Thank you again for so readily accommodating my request
Nice! Third time was the charm. I'll go ahead and release this parser in the next jc
release. Probably in a couple weeks or so.
ouch! same playlist: today's update has introduced strings with unpaired number of double quotes :-( Is it worth remedying this as well?
$ head -n1000 hasbahca.m3u8 | jc --m3u >/dev/null
jc: Warning - Not able to parse non-standard extensions in the following line:
#EXTINF:-1 group-title="RUS_EXCCCP 1",109CH "BRIDGE TV
jc: Warning - Not able to parse non-standard extensions in the following line:
#EXTINF:-1 group-title="RUS_EXCCCP 1",114CH "FASHION box
jc: Warning - Not able to parse non-standard extensions in the following line:
#EXTINF:-1 group-title="RUS_EXCCCP 1",132CH "СУББОТА
jc: Warning - Not able to parse non-standard extensions in the following line:
#EXTINF:-1 group-title="RUS_EXCCCP 1",133CH "ТЕХНО 24
jc: Warning - Not able to parse non-standard extensions in the following line:
#EXTINF:-1 group-title="RUS_EXCCCP 1",134CH "НОСТАЛЬГИЯ
jc: Warning - Not able to parse non-standard extensions in the following line:
#EXTINF:-1 group-title="RUS_EXCCCP 1",137CH " "ОТР "
jc: Warning - Not able to parse non-standard extensions in the following line:
#EXTINF:-1 group-title="RUS_EXCCCP 1",139CH "ТЕАТР " "
jc: Warning - Not able to parse non-standard extensions in the following line:
#EXTINF:-1 group-title="RUS_EXCCCP 1",143CH " "ДОН24 "
jc: Warning - Not able to parse non-standard extensions in the following line:
#EXTINF:-1 group-title="RUS_EXCCCP 1",162CH "RU TV
jc: Warning - Not able to parse non-standard extensions in the following line:
#EXTINF:-1 group-title="RUS_EXCCCP 1",166CH "MTV РОССИЯ
jc: Warning - Not able to parse non-standard extensions in the following line:
#EXTINF:-1 group-title="RUS_EXCCCP 1",170CH " "2X2"
jc: Warning - Not able to parse non-standard extensions in the following line:
#EXTINF:-1 group-title="RUS_EXCCCP 1",171CH "BRIDGE TV РУССКИЙ ХИТ
jc: Warning - Not able to parse non-standard extensions in the following line:
#EXTINF:-1 group-title="RUS_EXCCCP 1",178CH "CINEMA" "
jc: Warning - Not able to parse non-standard extensions in the following line:
#EXTINF:-1 group-title="RUS_EXCCCP 1",182CH "MUSICBOX TV
jc: Warning - Not able to parse non-standard extensions in the following line:
#EXTINF:-1 group-title="RUS_EXCCCP 1",187CH "МУЗЫКА ПЕРВОГО
Unfortunately, there isn't really a great way of fixing those types of issues automatically because many times only a human can figure out where the missing quotation marks need to go. In this case they should go at the end of the line, so it's not too difficult to figure out, but there's no way to know as a general rule. Prob best just to manually fixup those lines.
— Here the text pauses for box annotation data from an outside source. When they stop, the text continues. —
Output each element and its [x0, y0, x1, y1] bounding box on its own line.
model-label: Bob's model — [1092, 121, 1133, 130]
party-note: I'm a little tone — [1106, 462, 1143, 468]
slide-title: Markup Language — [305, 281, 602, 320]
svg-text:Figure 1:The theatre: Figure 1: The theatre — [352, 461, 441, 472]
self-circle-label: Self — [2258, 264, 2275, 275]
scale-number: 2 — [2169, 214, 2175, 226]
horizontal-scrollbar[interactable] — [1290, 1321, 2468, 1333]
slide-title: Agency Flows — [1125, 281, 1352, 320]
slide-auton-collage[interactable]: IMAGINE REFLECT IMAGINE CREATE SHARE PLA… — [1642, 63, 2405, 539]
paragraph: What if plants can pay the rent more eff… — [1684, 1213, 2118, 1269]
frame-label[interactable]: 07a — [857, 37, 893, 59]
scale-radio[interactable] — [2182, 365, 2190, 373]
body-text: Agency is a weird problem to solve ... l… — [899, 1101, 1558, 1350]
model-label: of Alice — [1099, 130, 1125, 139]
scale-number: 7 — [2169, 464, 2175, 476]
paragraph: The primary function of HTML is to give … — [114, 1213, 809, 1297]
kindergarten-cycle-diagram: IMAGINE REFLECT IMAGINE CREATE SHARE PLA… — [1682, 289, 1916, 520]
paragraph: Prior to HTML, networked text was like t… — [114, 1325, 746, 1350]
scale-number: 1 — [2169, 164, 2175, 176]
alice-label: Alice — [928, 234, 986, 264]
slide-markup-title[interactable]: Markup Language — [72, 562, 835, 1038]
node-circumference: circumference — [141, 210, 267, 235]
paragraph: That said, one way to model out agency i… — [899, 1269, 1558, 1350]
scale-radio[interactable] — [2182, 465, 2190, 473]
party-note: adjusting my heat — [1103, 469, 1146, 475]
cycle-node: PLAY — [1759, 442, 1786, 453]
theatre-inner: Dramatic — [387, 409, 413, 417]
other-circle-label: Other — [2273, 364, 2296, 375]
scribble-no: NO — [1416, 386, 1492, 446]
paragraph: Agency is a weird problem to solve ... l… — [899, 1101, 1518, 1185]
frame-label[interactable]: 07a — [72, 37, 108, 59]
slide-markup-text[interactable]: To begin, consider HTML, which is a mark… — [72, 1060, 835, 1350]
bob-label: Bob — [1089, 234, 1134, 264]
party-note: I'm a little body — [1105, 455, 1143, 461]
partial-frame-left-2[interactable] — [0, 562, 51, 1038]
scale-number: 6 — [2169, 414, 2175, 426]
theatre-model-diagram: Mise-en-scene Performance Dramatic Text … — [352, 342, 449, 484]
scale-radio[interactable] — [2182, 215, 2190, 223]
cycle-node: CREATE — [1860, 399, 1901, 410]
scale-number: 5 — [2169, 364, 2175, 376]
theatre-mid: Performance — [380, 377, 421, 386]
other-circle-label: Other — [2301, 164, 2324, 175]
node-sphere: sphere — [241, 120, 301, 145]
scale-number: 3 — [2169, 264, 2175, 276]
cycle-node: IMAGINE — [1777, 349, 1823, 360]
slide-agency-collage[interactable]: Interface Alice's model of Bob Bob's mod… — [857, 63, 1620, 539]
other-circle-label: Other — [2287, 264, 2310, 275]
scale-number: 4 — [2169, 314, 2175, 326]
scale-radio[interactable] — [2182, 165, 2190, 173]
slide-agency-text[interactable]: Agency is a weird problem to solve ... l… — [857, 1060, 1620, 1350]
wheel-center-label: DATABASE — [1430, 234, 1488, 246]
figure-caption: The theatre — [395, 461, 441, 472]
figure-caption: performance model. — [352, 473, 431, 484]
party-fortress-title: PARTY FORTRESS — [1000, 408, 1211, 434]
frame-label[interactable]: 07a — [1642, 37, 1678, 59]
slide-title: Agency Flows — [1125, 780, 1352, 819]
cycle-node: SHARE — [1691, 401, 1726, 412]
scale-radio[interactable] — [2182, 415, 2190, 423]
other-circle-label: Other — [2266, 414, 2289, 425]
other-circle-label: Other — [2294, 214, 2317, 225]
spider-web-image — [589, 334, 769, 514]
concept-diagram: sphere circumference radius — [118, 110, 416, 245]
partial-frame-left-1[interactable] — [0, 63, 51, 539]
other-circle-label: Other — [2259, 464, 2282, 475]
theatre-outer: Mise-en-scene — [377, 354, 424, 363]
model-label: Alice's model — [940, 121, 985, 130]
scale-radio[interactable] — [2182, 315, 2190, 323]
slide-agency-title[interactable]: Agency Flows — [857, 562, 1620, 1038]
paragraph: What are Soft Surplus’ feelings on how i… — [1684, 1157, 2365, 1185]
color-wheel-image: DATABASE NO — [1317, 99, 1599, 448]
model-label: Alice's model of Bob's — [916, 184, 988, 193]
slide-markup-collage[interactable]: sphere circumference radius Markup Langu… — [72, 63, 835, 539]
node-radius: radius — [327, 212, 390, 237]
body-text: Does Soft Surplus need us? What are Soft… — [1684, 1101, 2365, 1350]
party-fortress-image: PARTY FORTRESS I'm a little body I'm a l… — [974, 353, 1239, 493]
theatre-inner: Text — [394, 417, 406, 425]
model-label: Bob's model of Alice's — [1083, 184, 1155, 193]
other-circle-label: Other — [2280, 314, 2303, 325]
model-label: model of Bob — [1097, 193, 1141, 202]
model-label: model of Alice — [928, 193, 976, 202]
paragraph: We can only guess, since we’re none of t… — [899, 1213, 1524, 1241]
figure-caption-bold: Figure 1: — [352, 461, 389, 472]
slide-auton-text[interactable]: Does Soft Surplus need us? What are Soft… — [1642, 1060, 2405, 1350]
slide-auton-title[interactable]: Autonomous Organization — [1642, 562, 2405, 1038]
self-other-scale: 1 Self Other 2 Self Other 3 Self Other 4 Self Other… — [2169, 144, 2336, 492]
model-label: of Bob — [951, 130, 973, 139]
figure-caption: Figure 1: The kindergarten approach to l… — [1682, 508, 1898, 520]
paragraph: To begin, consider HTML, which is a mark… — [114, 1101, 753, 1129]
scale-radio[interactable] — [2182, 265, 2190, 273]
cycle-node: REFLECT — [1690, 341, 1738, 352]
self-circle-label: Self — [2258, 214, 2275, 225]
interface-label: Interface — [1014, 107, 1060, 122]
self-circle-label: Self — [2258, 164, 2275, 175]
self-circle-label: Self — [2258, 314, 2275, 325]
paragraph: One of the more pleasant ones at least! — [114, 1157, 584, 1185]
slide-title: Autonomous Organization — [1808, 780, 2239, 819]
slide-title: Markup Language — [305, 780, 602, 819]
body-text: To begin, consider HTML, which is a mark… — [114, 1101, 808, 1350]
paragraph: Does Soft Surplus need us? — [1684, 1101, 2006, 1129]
This parser is now released in version 1.20.4
It must be admitted that, as a test file, I've incidentally got the most frustrating one :-)
Can't say for python; when I struggle with escaping quotes in bash scripting I act according to the importance of maintaining the integrity of the original string.
In this specific case, the importance of preserving the quotation marks on .display
value is zero for me and rather than having to intervene manually I would do a nice tr -d '"'
to get them out of the way altogether.
Otherwise I do
str="${str//$'\u27'/$'\u2bc'}"; str="${str//$'\u22'/$'\u201d'}"
that is, I translate every '
as ʼ
and every "
as ”
and any possible quoting issues disappear without sacrificing automation and without upsetting (indeed: improving) string readability.
It would be interesting to know in this regard the opinion of other users of this parser, now that it has been released...
I am not able to develop it by myself but it would be really very useful to me. Could it be for others as well?